Answer: It turns out that asking such property questions is part of Macy's procedure for verifying a customer's identity and to prevent stolen cards.
It's up to you to decide whether having the card is worth answering the questions.
A Macy's representative said she hopes you will understand that while the questions are delving into your personal information, it's done as "a safeguard for the customer against identity theft."
According to the company's group vice president for credit marketing, based in San Francisco, if a customer calls to activate a new card and some information does not match, "we then go to a service that provides information that is available in public records." In your case, he's not sure what triggered the extra check, although it appears that happened because there was a problem entering your account number and because of the different Social Security card numbers (yours and your husband's).

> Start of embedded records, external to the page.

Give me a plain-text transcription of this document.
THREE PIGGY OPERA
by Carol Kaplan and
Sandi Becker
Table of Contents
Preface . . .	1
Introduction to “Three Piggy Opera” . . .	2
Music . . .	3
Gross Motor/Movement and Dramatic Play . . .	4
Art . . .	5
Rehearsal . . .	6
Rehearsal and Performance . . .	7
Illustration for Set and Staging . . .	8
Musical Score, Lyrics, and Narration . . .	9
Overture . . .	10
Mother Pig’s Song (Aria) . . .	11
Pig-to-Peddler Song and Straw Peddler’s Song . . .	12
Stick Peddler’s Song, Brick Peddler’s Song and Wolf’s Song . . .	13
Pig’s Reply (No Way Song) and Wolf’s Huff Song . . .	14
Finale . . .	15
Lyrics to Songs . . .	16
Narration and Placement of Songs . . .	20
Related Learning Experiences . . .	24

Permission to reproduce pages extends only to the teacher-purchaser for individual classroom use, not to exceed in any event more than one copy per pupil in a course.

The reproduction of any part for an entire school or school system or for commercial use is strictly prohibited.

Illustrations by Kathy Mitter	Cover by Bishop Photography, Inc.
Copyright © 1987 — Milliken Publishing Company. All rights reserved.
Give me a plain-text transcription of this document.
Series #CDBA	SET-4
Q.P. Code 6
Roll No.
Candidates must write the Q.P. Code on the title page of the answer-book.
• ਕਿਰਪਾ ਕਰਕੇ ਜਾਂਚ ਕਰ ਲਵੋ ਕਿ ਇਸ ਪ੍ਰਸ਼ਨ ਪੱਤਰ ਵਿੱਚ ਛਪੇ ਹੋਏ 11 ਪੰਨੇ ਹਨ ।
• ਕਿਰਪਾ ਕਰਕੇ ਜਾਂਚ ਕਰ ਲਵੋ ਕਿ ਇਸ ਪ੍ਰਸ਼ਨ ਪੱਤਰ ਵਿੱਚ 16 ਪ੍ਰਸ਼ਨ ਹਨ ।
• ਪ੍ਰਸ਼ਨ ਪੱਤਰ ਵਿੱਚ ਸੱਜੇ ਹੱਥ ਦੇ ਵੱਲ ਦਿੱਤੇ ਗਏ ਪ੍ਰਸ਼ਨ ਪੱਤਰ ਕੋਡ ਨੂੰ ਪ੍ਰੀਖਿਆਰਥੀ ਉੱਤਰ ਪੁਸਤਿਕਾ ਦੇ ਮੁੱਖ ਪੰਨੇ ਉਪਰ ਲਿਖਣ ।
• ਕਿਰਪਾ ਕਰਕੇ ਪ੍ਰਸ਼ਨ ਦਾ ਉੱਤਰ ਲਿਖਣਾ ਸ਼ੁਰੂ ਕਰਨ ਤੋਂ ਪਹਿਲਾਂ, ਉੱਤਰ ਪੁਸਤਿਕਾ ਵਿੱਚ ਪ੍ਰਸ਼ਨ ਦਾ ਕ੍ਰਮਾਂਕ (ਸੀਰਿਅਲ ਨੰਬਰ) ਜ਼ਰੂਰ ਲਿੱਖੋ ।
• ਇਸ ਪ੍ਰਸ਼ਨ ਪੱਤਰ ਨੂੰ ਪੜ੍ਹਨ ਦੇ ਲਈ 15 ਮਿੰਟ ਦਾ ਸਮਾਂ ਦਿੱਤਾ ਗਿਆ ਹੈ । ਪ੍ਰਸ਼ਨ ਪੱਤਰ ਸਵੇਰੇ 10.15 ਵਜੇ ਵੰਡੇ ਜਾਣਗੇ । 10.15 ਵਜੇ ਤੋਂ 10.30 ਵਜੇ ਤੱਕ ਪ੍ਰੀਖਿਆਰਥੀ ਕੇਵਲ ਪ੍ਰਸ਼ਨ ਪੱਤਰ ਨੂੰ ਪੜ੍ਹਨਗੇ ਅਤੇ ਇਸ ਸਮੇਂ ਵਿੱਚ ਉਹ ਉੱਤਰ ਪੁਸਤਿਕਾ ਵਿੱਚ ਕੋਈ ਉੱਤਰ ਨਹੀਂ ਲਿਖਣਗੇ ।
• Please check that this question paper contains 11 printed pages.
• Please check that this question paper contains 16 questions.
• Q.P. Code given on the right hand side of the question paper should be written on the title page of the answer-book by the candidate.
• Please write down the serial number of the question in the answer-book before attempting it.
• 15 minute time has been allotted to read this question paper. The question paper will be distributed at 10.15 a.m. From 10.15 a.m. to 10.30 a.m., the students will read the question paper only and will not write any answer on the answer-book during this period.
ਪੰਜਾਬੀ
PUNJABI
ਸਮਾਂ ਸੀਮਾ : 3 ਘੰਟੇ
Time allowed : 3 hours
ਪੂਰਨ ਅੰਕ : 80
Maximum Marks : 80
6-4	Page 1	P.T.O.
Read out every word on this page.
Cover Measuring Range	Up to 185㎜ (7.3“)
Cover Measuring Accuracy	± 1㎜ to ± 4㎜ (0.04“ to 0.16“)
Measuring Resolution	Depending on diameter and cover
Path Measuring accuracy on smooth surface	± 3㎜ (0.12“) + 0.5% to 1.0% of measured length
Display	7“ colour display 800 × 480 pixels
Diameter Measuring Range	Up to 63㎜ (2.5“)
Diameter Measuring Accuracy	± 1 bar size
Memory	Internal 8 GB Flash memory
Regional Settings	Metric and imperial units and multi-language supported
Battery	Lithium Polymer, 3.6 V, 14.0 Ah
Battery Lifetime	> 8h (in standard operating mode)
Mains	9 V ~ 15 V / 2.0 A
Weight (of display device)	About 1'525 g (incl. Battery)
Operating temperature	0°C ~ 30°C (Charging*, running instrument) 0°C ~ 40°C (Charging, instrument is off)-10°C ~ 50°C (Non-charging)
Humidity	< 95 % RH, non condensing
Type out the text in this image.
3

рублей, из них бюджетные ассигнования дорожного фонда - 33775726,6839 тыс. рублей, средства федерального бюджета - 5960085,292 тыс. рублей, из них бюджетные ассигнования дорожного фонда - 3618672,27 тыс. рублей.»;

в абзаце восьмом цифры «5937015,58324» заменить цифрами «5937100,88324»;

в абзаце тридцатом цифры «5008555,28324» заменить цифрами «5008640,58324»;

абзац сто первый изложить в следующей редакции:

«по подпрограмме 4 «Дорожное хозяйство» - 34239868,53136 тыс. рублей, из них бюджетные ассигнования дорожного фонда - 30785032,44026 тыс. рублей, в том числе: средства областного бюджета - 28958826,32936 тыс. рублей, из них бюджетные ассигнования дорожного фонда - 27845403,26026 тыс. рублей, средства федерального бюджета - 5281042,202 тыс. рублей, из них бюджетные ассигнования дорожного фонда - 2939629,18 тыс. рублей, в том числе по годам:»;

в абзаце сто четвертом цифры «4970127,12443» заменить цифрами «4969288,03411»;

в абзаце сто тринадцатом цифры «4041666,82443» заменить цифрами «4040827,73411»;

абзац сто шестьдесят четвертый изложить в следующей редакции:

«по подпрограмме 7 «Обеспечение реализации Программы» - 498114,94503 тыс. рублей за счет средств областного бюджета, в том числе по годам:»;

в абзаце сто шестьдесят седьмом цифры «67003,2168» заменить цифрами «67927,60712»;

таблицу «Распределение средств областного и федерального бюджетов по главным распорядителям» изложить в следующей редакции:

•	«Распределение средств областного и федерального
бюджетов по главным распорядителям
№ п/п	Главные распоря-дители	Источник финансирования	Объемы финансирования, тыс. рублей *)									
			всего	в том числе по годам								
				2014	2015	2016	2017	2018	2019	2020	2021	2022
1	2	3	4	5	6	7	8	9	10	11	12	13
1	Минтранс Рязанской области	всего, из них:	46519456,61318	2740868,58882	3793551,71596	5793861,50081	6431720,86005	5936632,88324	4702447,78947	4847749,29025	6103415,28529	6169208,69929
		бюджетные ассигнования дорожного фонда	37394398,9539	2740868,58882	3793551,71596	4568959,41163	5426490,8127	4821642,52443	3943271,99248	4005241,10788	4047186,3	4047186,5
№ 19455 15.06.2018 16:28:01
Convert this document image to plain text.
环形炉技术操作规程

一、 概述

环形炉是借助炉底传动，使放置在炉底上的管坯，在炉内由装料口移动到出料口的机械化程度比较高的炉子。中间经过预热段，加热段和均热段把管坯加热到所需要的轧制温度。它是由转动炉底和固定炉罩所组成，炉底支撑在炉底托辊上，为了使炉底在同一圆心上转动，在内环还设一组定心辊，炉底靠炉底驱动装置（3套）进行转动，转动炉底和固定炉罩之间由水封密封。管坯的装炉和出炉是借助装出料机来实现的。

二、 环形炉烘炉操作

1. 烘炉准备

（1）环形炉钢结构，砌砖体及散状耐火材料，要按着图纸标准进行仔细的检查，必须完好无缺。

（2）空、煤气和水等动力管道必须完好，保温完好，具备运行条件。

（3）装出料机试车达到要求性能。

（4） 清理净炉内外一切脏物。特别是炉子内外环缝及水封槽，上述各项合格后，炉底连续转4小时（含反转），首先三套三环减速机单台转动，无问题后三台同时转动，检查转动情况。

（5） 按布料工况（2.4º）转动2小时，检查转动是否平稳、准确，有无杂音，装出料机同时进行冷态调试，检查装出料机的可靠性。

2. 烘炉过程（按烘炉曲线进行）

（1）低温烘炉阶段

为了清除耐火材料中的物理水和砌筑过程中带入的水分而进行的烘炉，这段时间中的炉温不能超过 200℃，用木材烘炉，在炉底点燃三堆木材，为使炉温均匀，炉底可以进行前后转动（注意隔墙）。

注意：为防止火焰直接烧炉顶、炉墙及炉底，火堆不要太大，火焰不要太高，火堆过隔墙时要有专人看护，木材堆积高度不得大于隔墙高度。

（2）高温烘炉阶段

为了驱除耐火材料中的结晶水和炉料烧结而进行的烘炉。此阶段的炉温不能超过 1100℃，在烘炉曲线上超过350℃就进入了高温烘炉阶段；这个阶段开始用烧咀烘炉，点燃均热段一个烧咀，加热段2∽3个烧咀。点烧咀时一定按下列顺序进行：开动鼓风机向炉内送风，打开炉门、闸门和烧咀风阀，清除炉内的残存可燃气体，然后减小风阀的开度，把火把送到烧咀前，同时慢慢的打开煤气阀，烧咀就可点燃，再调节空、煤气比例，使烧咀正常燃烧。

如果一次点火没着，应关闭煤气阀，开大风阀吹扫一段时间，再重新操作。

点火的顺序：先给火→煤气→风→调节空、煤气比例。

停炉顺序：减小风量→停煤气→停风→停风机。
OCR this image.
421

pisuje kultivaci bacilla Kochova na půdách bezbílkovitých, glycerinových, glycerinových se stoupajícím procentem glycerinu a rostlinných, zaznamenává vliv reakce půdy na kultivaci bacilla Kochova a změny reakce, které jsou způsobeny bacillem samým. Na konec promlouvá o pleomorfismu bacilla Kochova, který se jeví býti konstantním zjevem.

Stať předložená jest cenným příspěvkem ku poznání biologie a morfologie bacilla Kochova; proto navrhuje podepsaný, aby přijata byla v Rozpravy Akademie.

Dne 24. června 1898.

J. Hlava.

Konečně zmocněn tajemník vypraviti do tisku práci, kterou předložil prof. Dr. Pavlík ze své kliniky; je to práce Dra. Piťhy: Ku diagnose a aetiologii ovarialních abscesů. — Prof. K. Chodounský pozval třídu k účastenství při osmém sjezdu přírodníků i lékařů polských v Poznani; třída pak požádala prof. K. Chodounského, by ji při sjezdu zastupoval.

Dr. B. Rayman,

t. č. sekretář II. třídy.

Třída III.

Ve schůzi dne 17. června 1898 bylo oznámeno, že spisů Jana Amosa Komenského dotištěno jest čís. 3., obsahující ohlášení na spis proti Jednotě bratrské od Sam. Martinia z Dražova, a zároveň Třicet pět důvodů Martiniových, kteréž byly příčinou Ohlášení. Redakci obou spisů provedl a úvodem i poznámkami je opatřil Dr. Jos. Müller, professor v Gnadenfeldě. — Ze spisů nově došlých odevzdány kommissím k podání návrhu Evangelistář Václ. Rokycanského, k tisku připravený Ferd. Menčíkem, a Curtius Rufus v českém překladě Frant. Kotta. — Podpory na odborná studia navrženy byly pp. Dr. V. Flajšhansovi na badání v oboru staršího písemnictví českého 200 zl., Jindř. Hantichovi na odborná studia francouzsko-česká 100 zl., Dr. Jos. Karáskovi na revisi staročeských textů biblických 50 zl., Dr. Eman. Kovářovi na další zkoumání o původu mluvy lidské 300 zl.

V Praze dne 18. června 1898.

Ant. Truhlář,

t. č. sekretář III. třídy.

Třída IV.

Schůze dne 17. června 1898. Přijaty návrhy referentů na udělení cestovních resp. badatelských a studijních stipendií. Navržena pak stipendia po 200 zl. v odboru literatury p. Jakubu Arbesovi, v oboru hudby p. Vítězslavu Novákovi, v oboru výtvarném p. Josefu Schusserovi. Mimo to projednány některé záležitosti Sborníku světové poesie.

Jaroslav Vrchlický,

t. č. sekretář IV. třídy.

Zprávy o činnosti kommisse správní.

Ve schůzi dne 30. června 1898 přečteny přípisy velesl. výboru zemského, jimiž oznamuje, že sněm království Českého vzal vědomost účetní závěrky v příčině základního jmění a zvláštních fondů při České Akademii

"The thought is to ask the customer three questions that most likely only they would know," the official said. "It is in this way that we ensure that the correct person has received the card."
You'd have to answer at least two out of the three questions, which are all multiple choices, he added.
I frequent the North Shore beaches from Haleiwa to Sunset. Sometimes one is required to make a pit stop at a public restroom. Ali'i Beach Park, Shark's Cove -- OK. Ehukai Beach Park -- auwe! On Feb. 18, I ventured into a mess there: A urinal was completely gone, the two toilets were flooded and the one I used did not flush. The smell was horrible. The only other people I saw even attempting to enter this nightmare were tourists. As a local, I was ashamed and sorry. If I were a tourist, I would wonder if anyone cared. -- Concerned Citizen
The cleaning crew cared, according to Craig Mayeda, maintenance and recreation administrator for the city Department of Parks and Recreation. The area supervisor "remembered this one right away."
Mayeda said the maintenance crew normally leaves the Kaiaka Baseyard around 6:45 a.m., cleaning the area from Mokuleia to Sunset Beach Support Park. They get to Ehukai between 11 a.m. and noon on weekends.
"The crew was not happy with the mess and they said it was bad," Mayeda said. "They cleaned it up the best they could and they let their supervisor know about how bad it was."